Researchers at oil supplier’s club OPEC have warned of the increased potential for further curbs to oil demand growth in 2013.
In its monthly oil market report for August, based on July data, OPEC said that positive developments are keeping oil demand growth for 2012 at 0.9 mb/d as demand “has overcome earlier expectations of a declining momentum and moved to a more stabilized trend, supported by the summer driving season, the summer heat, and the continued shutdown of most of Japan’s nuclear capacity.”
The cartel is keeping oil demand forecasts for 2013 at 0.8 mb/d, though it says there is “considerable uncertainty surrounding the forecast for world oil demand growth” and “risks are currently seen to be skewed to the downside.”
Demand for OPEC crude for this year has been revised slightly down from the previous assessment, but remains at 29.9 mb/d. Demand for OPEC crude in 2013 is forecast to average 29.5 mb/d, a drop of 0.4 mb/d from the current year and representing a downward adjustment of 0.1 mb/d from July’s report.
In a report on emerging consumers, OPEC says China has doubled its oil consumption over the past 12 years, as advanced economies have trimmed back demand, shedding more than 4 mb/d since 2005. The Eurozone crisis is likely to remain a major source of uncertainty in the oil market during the second half of the year.
As a result, OPEC says oil prices have become increasingly sensitive to the economic conditions in emerging markets, and China in particular.

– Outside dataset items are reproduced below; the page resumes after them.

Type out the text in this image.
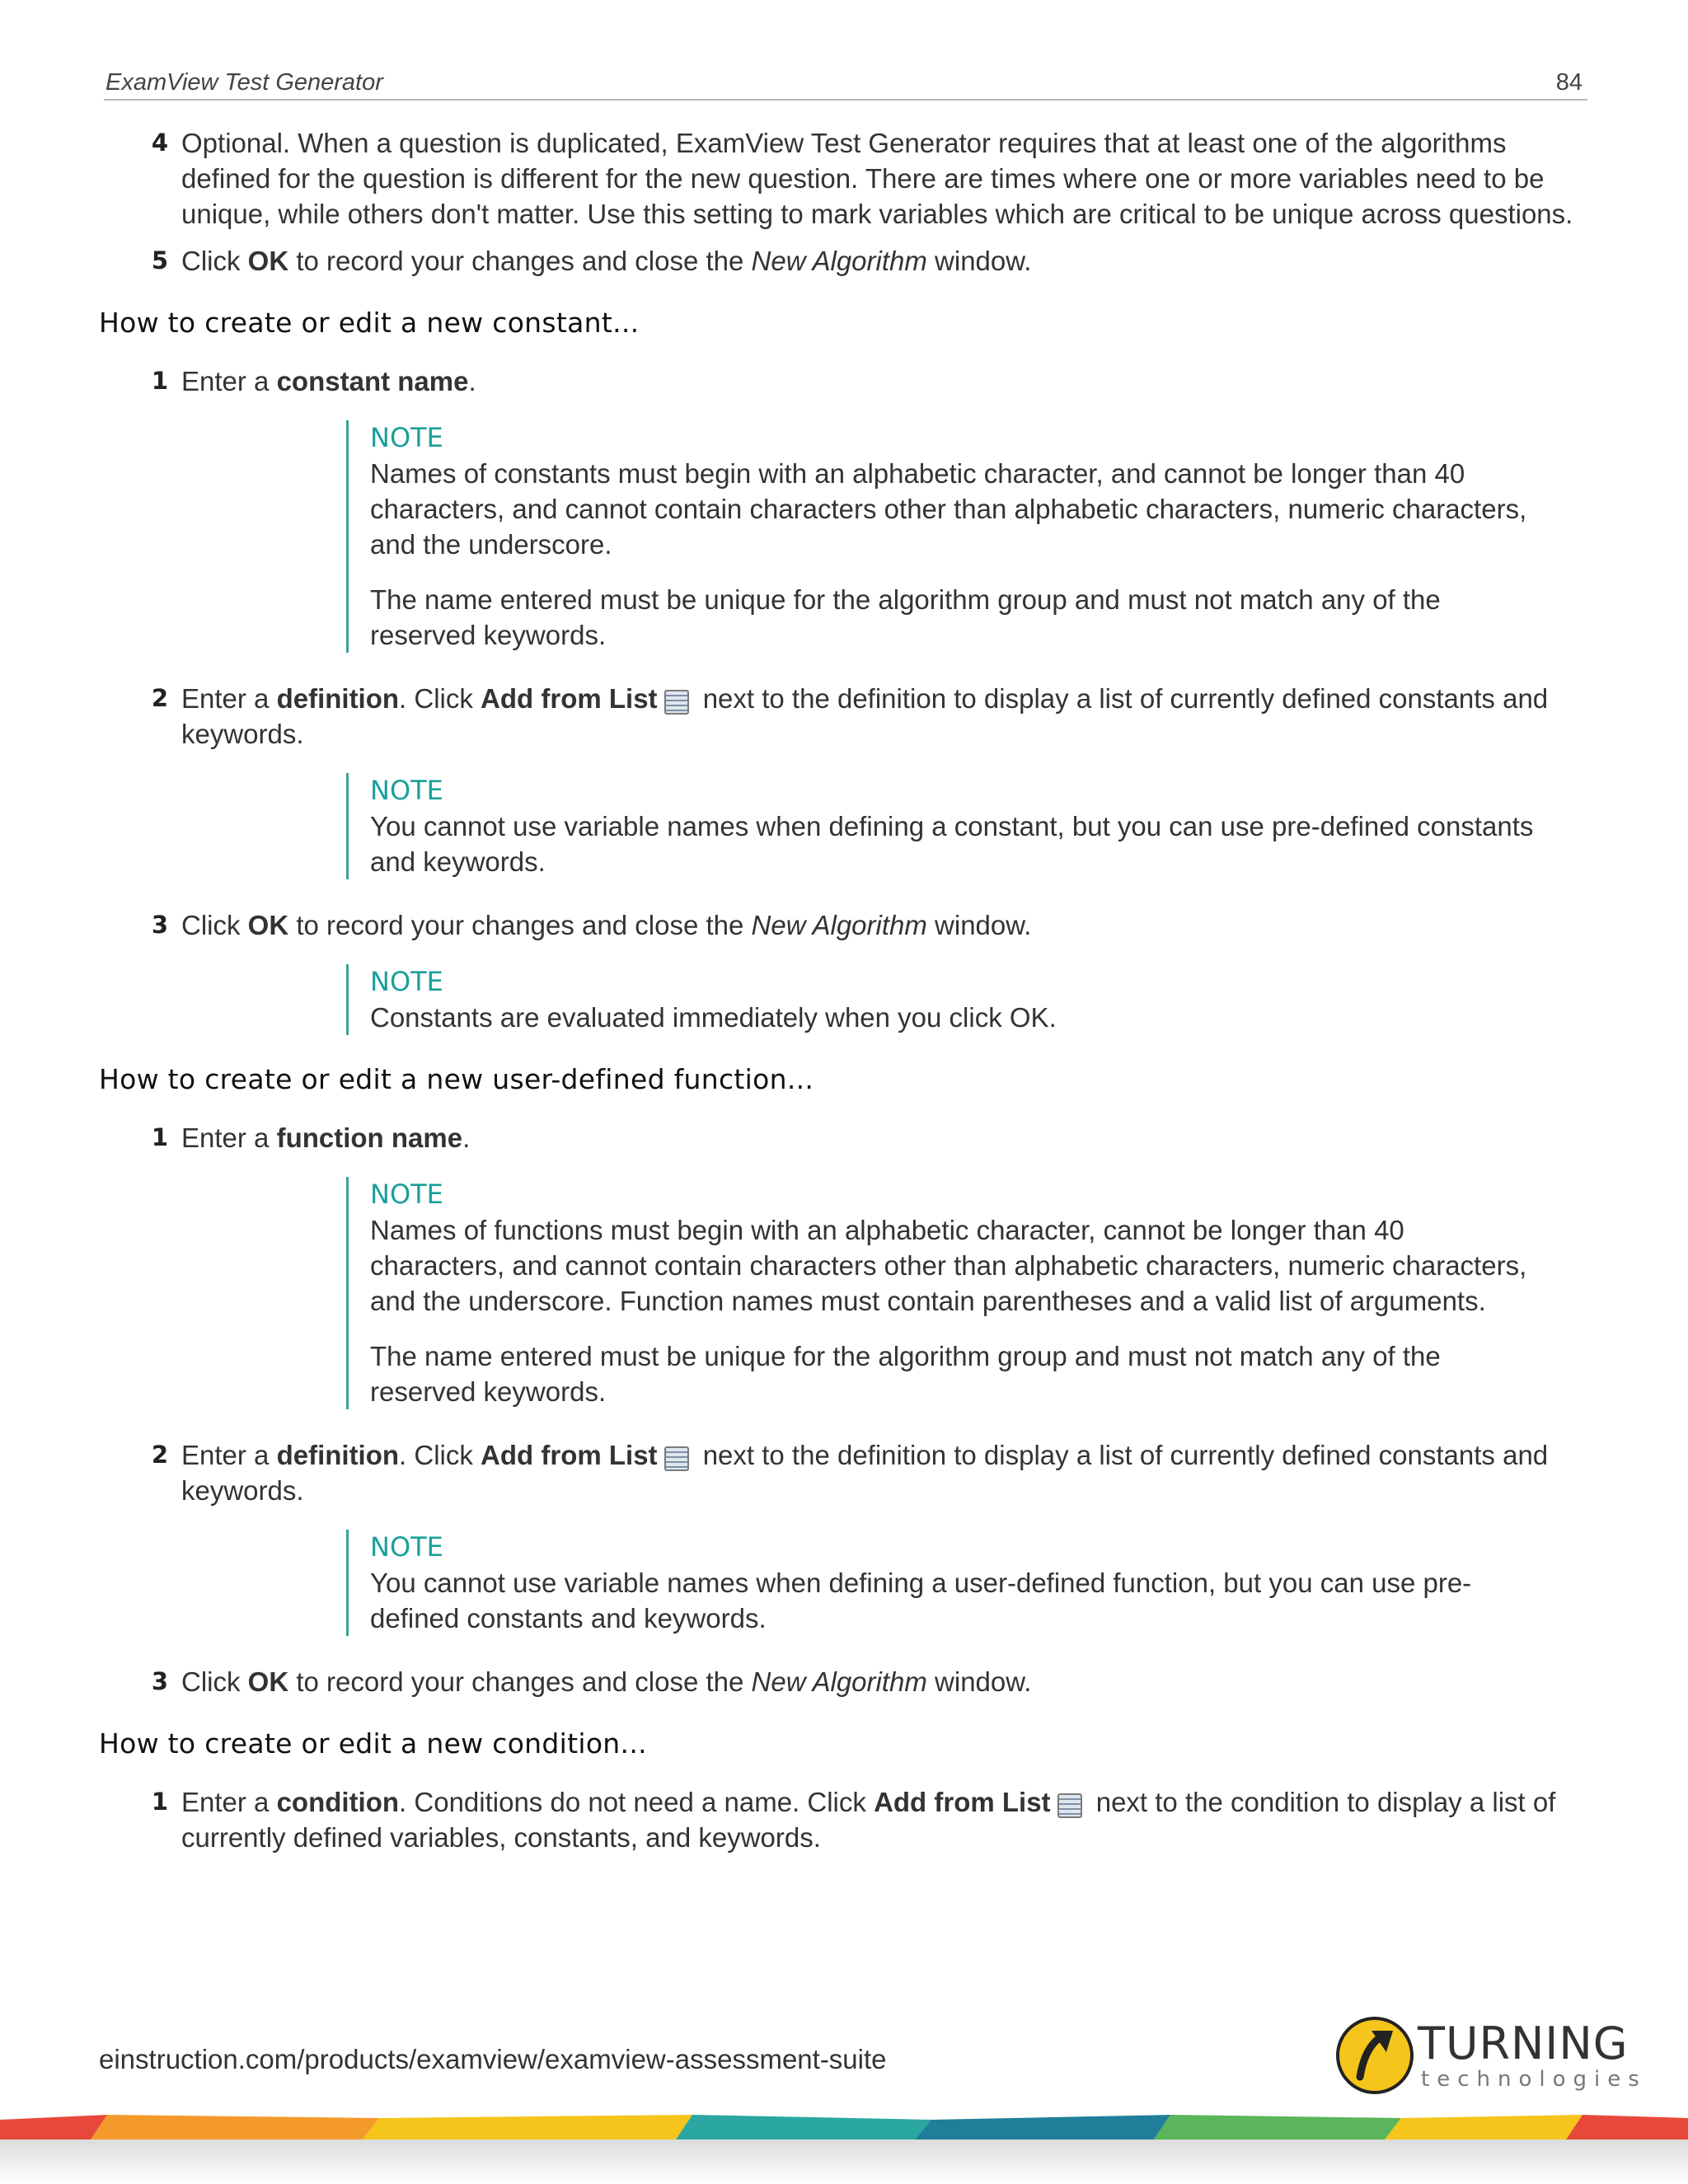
ExamView Test Generator	84
4 Optional. When a question is duplicated, ExamView Test Generator requires that at least one of the algorithms defined for the question is different for the new question. There are times where one or more variables need to be unique, while others don't matter. Use this setting to mark variables which are critical to be unique across questions.
5 Click OK to record your changes and close the New Algorithm window.
How to create or edit a new constant...
1 Enter a constant name.
NOTE
Names of constants must begin with an alphabetic character, and cannot be longer than 40 characters, and cannot contain characters other than alphabetic characters, numeric characters, and the underscore.
The name entered must be unique for the algorithm group and must not match any of the reserved keywords.
2 Enter a definition. Click Add from List next to the definition to display a list of currently defined constants and keywords.
NOTE
You cannot use variable names when defining a constant, but you can use pre-defined constants and keywords.
3 Click OK to record your changes and close the New Algorithm window.
NOTE
Constants are evaluated immediately when you click OK.
How to create or edit a new user-defined function...
1 Enter a function name.
NOTE
Names of functions must begin with an alphabetic character, cannot be longer than 40 characters, and cannot contain characters other than alphabetic characters, numeric characters, and the underscore. Function names must contain parentheses and a valid list of arguments.
The name entered must be unique for the algorithm group and must not match any of the reserved keywords.
2 Enter a definition. Click Add from List next to the definition to display a list of currently defined constants and keywords.
NOTE
You cannot use variable names when defining a user-defined function, but you can use pre-defined constants and keywords.
3 Click OK to record your changes and close the New Algorithm window.
How to create or edit a new condition...
1 Enter a condition. Conditions do not need a name. Click Add from List next to the condition to display a list of currently defined variables, constants, and keywords.
einstruction.com/products/examview/examview-assessment-suite	TURNING
technologies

In supply, the latest OPEC figures from secondary sources show the ascendancy of Iraq and decline of Iran continues. Iran shed 173,000b/d of production between June and July, while Iraq produced an extra 115,000b/d, lifting Iraqi production to over 3 million b/d for the first time since 2002.
Saudi slightly trimmed production by 50,000 b/d to 9.9 million b/d, while the UAE and Kuwait broadly held production levels steady at 2.6 and 2.8 million b/d respectively.